CBP's Country of Origin Software Ruling Gives Guidance on Gov't Acquisitions, Says Talend
A CBP advisory ruling regarding the country of origin of imported software products and their acquisition by the government marks a new understanding for software developed outside the U.S., said Talend, an open source software company. The company said in a press release the CBP ruling will benefit software vendors of all types.
The ruling said Talend's database management system software country of origin is France and that the company's application integration software's country origin is either France or Germany, wherever the software build is performed. Both France and Germany are "designated countries" under the Trade Agreements Act (TAA).

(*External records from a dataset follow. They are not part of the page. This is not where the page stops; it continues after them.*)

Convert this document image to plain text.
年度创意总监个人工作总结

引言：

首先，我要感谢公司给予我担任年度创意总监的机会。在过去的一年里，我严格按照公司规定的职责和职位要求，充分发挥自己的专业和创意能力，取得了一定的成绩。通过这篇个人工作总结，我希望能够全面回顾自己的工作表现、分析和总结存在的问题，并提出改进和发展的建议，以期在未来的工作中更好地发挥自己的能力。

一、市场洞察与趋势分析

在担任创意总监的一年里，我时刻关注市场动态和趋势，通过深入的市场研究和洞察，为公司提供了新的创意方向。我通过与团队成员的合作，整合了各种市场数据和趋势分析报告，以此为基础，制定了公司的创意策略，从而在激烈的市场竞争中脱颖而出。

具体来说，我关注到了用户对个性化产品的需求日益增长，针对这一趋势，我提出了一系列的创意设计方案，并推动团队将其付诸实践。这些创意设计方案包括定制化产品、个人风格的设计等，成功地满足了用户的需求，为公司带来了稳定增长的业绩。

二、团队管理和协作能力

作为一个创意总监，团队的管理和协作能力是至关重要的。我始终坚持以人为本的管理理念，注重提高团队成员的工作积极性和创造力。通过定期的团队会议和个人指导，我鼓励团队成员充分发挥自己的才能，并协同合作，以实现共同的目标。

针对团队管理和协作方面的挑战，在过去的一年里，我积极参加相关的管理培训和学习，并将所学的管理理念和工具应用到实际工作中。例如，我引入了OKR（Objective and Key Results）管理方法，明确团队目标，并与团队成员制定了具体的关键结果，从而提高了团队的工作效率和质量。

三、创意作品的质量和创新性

The non-binding advisory ruling, dated June 8, notes the ruling calls "attention to a well established interpretation or principal of law relating to the country of origin, without applying it to a particular set of facts," it said.
For both products, CBP said the software are substantially transformed into a new article with a new name, character and use where the software build occurs. That finding is important in that the software build is the determining factor, even when a "majority of its source code was created in a non-designated country," said Talend. Talend won't be pursing a further determination as there's no practical need, said Talend's lawyer, Fern Lavallee of DLA Piper, by email.
Guidance on Software Transformation
The advisory ruling provides some significant guidance for the government's future purchases of open source software, said Talend's lawyer in the press release. "The Talend Ruling is significant because government users now have useful guidance specifically addressing open source software that is developed and substantially transformed in a designated country, but also includes, or is based upon, source code from a non-designated country," said Lavallee. "Federal Agencies can now purchase open source software products like Talend software based on its true technical merits, including ease of use, flexibility, robust documentation and data components and its substantial life-cycle cost advantages, while also having complete confidence in the product’s full compliance with threshold requirements like the TAA. The timing of this Ruling is right given the Department of Defense’s well publicized attention and commitment to Better Buying Power and DoD’s recent Open Systems Architecture initiative."